Banged UpThere’s been a joke in the software industry that goes something like this:

If automotive technology had kept pace with Silicon Valley, motorists could buy a V-32 engine that goes 10,000 m.p.h. or a 30-pound car that gets 1,000 miles to the gallon — either one at a sticker price of less than $ 50. Detroit's response: "OK. But who would want a car that crashes twice a day?"

It became urban legend that an exchange like this actually happened between Bill Gates and an auto industry executive, either the head of GM or a Ford family member. Interestingly, the item “you’d have to press the start button to shut off the engine” has actually happened in some cars.

The joke makes the point about how different the focus of software engineering can be from the focus of building cars or bridges. In software it’s all about functionality and performance over reliability and security because the implications of an application failing are actually, in many cases, much less severe than those of a car crash or a bridge failure. Sadly, the functionality, performance or time to market often makes a fair business trade-off given customer expectations of software.

In a car, engineers invest more time and cost to address failure or abuse modes and model them so the car can be designed to protect occupants. That picture at the top of this post is my car. It was hit hard as I pulled out from a parallel parking space, and in all likelihood the side curtain airbag saved me from a nasty bang of my head to the left side window. It may be an exaggeration that it saved my life, but thinking how a collision from the side could make the driver’s head hit the side window caused engineers to come up with the mitigation of a side curtain airbag and that certainly made my day!

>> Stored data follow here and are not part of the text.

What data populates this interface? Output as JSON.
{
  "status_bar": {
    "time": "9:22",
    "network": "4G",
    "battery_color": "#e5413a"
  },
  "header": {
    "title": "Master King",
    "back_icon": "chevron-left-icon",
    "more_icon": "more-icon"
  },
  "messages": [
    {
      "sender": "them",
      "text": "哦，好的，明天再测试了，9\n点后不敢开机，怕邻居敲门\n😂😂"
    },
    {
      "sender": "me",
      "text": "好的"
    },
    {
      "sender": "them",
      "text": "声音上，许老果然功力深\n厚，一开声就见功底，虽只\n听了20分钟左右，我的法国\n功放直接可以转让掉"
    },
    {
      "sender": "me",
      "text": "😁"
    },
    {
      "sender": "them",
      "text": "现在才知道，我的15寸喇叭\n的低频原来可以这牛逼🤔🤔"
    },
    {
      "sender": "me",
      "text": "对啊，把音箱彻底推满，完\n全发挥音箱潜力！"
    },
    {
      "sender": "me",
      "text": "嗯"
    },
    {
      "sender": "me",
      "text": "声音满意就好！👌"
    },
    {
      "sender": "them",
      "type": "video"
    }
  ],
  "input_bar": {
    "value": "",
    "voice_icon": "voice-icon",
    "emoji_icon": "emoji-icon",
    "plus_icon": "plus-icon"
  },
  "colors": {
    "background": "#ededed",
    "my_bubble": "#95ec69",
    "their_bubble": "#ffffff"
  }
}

In application security, this process of thinking about attacks to the application and their mitigations is called Threat Modeling.

Threat modeling is one of the key SDL activities that drive many of the other downstream processes in a security conscious software development lifecycle. Thinking about how the application will and will not be attacked allows the designers, architects, developers and testers to address those cases while not wasting time and money on those that are not relevant.

So I can highly recommend two things: (1) A car with side curtain airbags and (2) An SDL for you software development process that includes threat modeling and education on it. Security Innovation can help you with the second, you car company should provide you the first.